Il faut donc s’ouvrir à cette population par tous les moyens de communication.
Si nos populations lettrées ou non ne s’informent que par ce canal, c’est par ce canal que nous devons savoir ce qui les préoccupe et aussi leur communiquer les actions et décisions gouvernementales.
L’expression “réseaux sociaux“  éveille la répugnance de certains, y compris dans ma proximité professionnelle. C’est bien dommage. 
Nous passerons à côté de la plaque si nous n’allons pas au rythme de l’évolution de nos populations.  
Comment pourrais-je gérer Abidjan, l’une des populations les plus digitalement et électroniquement actives du monde si je ne vais pas à leur rencontre sur les réseaux sociaux et si je me contente de mon douillet bureau ?
Les temps ont changé. Notre mode d’administration des communautés doit aussi évoluer beaucoup plus vite. Les réseaux sociaux sont devenus l’arbre à palabres du village, la place publique où se communiquent les décisions, mais où se forgent également les opinions sur la vie de la communauté. 
À l’échelle de l’urbanisation de nos villes et de la démographie galopante, Facebook est devenu le griot ou encore le crieur public qui relaie les messages strictement utiles à la communauté.
Faute d’utiliser intelligemment ces médias, nous nous laisserons dépasser par ceux-là même pour qui nous sommes à nos postes respectifs.
Étaler sa vie privée sur les réseaux sociaux est un choix de vie de certains et il faut respecter la “démocratisation“ de leur vie intime. C’est leur droit que leur confèrent la Constitution et les Lois de la République de Côte d’Ivoire. Il faut les laisser jouir de leurs droits.
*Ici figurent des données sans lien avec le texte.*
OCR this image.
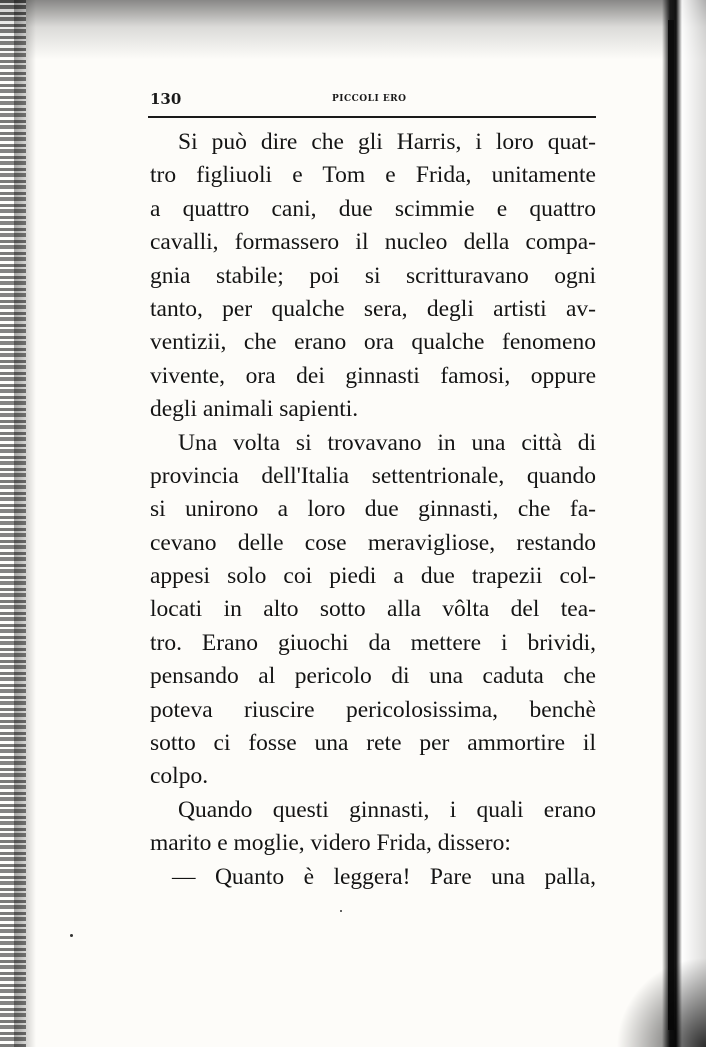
130	PICCOLI ERO
Si può dire che gli Harris, i loro quat-
tro figliuoli e Tom e Frida, unitamente
a quattro cani, due scimmie e quattro
cavalli, formassero il nucleo della compa-
gnia stabile; poi si scritturavano ogni
tanto, per qualche sera, degli artisti av-
ventizii, che erano ora qualche fenomeno
vivente, ora dei ginnasti famosi, oppure
degli animali sapienti.
Una volta si trovavano in una città di
provincia dell'Italia settentrionale, quando
si unirono a loro due ginnasti, che fa-
cevano delle cose meravigliose, restando
appesi solo coi piedi a due trapezii col-
locati in alto sotto alla vôlta del tea-
tro. Erano giuochi da mettere i brividi,
pensando al pericolo di una caduta che
poteva riuscire pericolosissima, benchè
sotto ci fosse una rete per ammortire il
colpo.
Quando questi ginnasti, i quali erano
marito e moglie, videro Frida, dissero:
— Quanto è leggera! Pare una palla,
Mais tenir les populations informées de la vie publique par les réseaux sociaux, c’est les impliquer dans ce qui les concerne et provoquer de fait ce que les Anglophones appellent “the ownership process“, c’est-à-dire une appropriation collective par la population des initiatives publiques.
Inversement, les populations doivent utiliser ces réseaux sociaux, entre autres, non comme un outil de propagande déstabilisatrice ou de perturbation de la vie sociale, mais plutôt comme un moyen d’échange avec les décideurs.
Utilisons donc les réseaux sociaux avec un peu plus de responsabilité et de courage de part et d’autre de la frontière Administration/Population.